Predictions for 2006

30 December 2005 · Weblog · web development · ajax · ux · usability · webapp

.Net magazine asked me (amongst dozens of others) to give them my predictions for next year. The article’s now out and I feel a little bit mis-represented - they seem to have missed my point entirely. To set the record straight here’s what I wrote for them:

I think that next year is going to be incredibly exciting for interaction and user experience design. Right now we are seeing the reinvention of the web application. AJAX has been met with rabid enthusiasm and Dale Dougherty’s Web 2.0 label has crossed over into the mainstream press.
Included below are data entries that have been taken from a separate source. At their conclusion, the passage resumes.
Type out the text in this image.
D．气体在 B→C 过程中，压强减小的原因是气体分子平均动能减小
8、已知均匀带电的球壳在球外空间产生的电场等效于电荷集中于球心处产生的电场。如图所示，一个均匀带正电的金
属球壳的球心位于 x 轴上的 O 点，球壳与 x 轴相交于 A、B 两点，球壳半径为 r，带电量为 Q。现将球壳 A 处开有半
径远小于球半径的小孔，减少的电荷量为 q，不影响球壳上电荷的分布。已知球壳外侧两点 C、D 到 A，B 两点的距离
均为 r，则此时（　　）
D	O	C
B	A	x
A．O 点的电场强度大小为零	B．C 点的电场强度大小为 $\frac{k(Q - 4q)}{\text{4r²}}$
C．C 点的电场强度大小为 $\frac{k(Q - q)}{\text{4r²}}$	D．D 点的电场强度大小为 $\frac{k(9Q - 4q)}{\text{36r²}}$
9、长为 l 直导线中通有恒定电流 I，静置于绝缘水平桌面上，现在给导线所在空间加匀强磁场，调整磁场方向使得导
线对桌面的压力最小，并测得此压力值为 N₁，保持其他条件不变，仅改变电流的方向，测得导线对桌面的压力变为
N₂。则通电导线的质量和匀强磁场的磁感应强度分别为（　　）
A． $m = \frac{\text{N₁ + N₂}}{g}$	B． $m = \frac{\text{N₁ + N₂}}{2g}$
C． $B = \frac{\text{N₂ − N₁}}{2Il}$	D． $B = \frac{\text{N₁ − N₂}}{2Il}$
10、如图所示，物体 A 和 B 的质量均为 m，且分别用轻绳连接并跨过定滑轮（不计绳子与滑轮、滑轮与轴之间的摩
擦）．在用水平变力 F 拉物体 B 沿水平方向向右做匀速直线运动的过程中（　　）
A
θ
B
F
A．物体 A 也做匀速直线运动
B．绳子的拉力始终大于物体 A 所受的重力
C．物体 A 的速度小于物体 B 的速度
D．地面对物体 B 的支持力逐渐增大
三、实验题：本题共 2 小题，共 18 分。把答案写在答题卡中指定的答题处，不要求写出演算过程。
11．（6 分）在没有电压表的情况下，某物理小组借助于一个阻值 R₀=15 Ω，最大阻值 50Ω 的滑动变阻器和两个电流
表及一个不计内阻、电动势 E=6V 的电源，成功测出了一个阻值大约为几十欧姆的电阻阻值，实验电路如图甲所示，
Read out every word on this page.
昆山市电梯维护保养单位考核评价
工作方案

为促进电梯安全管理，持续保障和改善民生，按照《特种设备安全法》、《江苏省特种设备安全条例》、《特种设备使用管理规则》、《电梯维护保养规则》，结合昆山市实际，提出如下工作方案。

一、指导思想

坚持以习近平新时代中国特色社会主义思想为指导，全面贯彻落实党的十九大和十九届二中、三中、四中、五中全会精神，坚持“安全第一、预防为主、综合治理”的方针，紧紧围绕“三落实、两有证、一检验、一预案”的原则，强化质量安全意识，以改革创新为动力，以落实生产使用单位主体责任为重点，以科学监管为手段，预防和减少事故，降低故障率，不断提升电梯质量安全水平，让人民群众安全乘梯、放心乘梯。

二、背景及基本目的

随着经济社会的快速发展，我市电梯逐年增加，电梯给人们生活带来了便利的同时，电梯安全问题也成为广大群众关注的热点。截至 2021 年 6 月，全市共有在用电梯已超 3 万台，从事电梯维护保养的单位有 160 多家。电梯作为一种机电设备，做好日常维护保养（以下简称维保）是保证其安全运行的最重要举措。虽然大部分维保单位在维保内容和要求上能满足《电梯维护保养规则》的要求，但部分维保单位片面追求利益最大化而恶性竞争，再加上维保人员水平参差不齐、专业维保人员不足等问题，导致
Microsoft recently announced that they will be moving Office online and unveiled live.com to tap the online services market. Google has already made its intentions clear with service offerings like GMail, Google Maps and Google Reader. Yahoo! has entered the fray with some very interesting experiments in user experience, Flickr being my favourite but Yahoo! Mindset is an ingeniously simple enhancement to organic searching. Then throw delicious, Basecamp, Listal, Remember the Milk, Sproutliner, Netvibes, Technorati, Num Sum, Writely, Rojo, ProtoPage, TiddlyWiki and all the other independent apps into the mix. Finally, add the new or forthcoming offerings from high profile web designers like 37 Signals, Adaptive Path, Firewheel Design and Shaun Inman as they establish themselves as application developers. Everyone seems to have a web app in the oven. That’s a very rich and diverse online platform in the making…

These applications require more intense workflows than anything we’ve seen before on the web. I expect to see masses of experimental interaction accompanying new and existing web apps in the name of user experience while everyone figures out what works and what doesn’t. If anything, I think the high end Flash designers probably have a head start, having dealt with interaction issues like latency and interface feedback before. I am looking forward to plenty of experimentation in rich interaction with some blazing successes that change how we use the web but many, many dismal, unusable failures.